Sample Application of NEMO for Sentiment Analysis

Overview

Teaching: 20 min
Exercises: 0 min
Questions
  • How to use NEMO in container

Objectives
  • Apply NEMO to run sentiment analysis

NeMo

Import and Create NeMo sqsh file:

The NGC for NeMo can be found here: https://catalog.ngc.nvidia.com/orgs/nvidia/containers/nemo

$ enroot import docker://nvcr.io#nvidia/nemo:22.09
$ enroot create nvidia+nemo+22.09.sqsh

Sentiment Analysis using NeMo

Here we use this sentiment sample from NVIDIA

SST2 data:

We download the Stanford Sentiment Treebank v2 (SST-2) and preprocess to nemo format for training and testing data

cd $WORK
mkdir nemo && cd nemo

curl -s -O https://dl.fbaipublicfiles.com/glue/data/SST-2.zip\
 && unzip -o SST-2.zip -d ./\
 && sed 1d ./SST-2/train.tsv > ./train_nemo_format.tsv\
 && sed 1d ./SST-2/dev.tsv > ./dev_nemo_format.tsv &

Requesting a compute node with NeMo container enable with a GPU:

srun -N1 -G1 -c10 --mem=64G --time=12:00:00 --container-image $WORK/sqsh/nvidia+nemo+22.09.sqsh --container-mounts=$WORK --pty bash -i

Let’s run Sentiment Analysis using NeMo

cd $WORK/nemo/SST-2
python /workspace/nemo/examples/nlp/text_classification/text_classification_with_bert.py \
      model.dataset.num_classes=2 \
      model.dataset.max_seq_length=256 \
      model.train_ds.batch_size=64 \
      model.validation_ds.batch_size=64 \
      model.language_model.pretrained_model_name='bert-base-cased' \
      model.train_ds.file_path=train_nemo_format.tsv \
      model.validation_ds.file_path=dev_nemo_format.tsv \
      trainer.num_nodes=1 \
      trainer.max_epochs=20 \
      trainer.precision=16 \
      model.optim.name=adam \
      model.optim.lr=1e-4

Check the GPU usage with nvidia-smi command

Output of the model training is text_classification_model.nemo

Model Evaluation and Inference

from nemo.collections.nlp.models.text_classification import TextClassificationModel
model = TextClassificationModel.restore_from("text_classification_model.nemo")
model.to("cuda")

# define the list of queries for inference
queries = ['legendary irish writer brendan behan memoir , borstal boy',
           'demonstrates that the director of such hollywood blockbusters as patriot games can still turn out a small , personal film with an emotional wallop ', 
           'on the worst revenge-of-the-nerds clichés the filmmakers could dredge up', 
           'uneasy mishmash of styles and genres']

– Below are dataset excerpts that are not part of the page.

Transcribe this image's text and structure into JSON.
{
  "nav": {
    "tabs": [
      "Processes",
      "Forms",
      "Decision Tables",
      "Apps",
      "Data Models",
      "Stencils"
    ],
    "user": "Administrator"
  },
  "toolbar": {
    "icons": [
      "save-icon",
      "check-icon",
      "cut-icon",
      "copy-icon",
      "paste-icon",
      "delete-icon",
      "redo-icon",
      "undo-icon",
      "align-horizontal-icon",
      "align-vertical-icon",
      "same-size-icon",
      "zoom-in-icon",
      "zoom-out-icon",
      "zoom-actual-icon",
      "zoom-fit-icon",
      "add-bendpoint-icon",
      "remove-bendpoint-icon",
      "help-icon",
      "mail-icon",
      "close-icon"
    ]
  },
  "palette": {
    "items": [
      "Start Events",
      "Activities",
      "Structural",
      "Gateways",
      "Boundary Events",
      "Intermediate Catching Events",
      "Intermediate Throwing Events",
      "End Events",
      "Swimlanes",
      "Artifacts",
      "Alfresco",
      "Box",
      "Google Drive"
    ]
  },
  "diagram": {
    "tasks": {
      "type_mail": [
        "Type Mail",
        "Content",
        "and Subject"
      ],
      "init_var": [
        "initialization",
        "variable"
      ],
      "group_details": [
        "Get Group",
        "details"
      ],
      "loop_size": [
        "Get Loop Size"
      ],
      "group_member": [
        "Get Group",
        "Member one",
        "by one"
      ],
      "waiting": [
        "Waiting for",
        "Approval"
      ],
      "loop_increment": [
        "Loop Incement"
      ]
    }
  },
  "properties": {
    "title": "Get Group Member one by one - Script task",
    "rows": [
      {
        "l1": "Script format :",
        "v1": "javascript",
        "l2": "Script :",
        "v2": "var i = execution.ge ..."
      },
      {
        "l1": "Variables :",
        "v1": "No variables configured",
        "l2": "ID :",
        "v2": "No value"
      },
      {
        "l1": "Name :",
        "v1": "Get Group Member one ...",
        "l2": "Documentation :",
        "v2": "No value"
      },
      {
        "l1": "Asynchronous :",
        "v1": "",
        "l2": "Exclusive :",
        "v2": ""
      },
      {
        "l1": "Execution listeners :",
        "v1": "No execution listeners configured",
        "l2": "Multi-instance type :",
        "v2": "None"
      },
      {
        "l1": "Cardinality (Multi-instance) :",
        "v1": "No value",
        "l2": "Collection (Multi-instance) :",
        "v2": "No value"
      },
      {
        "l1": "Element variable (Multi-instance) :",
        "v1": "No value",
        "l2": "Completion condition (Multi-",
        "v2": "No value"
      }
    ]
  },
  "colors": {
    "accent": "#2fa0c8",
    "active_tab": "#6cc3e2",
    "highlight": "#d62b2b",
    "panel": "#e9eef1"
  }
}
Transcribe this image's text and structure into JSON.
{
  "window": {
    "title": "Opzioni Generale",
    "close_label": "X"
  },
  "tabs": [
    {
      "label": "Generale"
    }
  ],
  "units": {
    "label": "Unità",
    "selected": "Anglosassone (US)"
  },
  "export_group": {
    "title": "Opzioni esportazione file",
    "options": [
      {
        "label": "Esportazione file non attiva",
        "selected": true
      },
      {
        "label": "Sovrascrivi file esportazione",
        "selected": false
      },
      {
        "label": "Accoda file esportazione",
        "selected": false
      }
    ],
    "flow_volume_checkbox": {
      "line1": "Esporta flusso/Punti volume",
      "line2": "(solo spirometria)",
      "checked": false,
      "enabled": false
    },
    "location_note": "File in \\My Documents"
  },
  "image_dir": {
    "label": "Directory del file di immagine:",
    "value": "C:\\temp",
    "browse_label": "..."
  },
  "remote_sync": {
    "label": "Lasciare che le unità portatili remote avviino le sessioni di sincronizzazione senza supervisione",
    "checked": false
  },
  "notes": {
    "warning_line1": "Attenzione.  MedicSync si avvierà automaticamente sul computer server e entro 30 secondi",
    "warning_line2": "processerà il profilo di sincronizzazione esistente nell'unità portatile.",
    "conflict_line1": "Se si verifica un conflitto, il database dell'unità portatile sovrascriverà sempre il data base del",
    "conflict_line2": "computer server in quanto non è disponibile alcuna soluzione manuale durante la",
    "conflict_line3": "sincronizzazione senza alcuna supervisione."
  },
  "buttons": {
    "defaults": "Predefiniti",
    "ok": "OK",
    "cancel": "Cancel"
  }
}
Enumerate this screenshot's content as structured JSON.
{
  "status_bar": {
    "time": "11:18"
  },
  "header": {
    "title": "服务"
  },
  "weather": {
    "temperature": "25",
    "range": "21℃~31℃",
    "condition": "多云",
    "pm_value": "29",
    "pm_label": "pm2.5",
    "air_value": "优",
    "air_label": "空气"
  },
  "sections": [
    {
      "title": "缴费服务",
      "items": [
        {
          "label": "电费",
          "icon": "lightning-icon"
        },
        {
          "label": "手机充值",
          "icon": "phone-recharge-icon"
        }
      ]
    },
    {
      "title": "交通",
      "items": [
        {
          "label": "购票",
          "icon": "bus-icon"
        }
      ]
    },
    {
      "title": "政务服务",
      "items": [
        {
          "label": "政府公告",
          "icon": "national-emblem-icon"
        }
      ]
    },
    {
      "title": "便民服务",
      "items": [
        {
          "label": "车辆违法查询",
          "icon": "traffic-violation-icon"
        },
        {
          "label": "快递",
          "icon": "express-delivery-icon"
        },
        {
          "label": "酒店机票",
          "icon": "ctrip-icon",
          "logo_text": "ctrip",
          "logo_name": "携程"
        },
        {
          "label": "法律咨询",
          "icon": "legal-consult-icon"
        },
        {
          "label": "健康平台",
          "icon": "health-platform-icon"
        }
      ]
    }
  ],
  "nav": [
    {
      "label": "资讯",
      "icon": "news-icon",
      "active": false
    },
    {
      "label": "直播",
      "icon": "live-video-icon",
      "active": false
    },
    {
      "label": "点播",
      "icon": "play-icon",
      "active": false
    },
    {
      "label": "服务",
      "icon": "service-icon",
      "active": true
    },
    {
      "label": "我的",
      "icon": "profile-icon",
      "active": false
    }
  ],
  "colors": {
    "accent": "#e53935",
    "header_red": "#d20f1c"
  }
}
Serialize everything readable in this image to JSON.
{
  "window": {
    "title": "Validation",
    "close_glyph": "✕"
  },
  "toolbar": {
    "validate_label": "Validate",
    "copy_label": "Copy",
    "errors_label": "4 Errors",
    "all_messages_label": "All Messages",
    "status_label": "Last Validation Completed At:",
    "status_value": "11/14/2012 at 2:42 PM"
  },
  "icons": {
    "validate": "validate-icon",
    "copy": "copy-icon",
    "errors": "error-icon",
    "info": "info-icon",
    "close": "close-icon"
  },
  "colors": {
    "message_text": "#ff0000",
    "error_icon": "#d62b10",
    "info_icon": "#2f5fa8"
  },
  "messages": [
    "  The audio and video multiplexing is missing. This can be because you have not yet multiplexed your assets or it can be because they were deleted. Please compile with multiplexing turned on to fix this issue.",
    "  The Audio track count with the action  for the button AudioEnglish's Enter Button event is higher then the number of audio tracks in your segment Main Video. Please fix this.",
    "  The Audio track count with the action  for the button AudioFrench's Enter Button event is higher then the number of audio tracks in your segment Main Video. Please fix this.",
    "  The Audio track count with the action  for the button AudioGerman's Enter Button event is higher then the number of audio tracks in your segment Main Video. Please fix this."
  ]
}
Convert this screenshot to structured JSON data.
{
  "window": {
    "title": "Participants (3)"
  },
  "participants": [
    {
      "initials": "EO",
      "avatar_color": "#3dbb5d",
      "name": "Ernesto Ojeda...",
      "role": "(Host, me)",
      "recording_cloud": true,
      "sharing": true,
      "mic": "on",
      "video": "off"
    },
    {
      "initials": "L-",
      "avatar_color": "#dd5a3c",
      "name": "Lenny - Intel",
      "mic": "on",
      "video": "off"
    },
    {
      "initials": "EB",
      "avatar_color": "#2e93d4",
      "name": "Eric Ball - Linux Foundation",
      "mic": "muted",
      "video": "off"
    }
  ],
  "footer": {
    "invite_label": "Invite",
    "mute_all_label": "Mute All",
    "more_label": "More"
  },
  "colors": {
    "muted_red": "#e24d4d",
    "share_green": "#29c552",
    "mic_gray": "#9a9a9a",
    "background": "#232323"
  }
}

results = model.classifytext(queries=queries, batch_size=3, max_seq_length=512)

print('The prediction results of some sample queries with the trained model:')
for query, result in zip(queries, results):
    print(f'Query : {query}')
    print(f'Predicted label: {result}')

Key Points

  • NGC Container, NEMO, Sentiment Analysis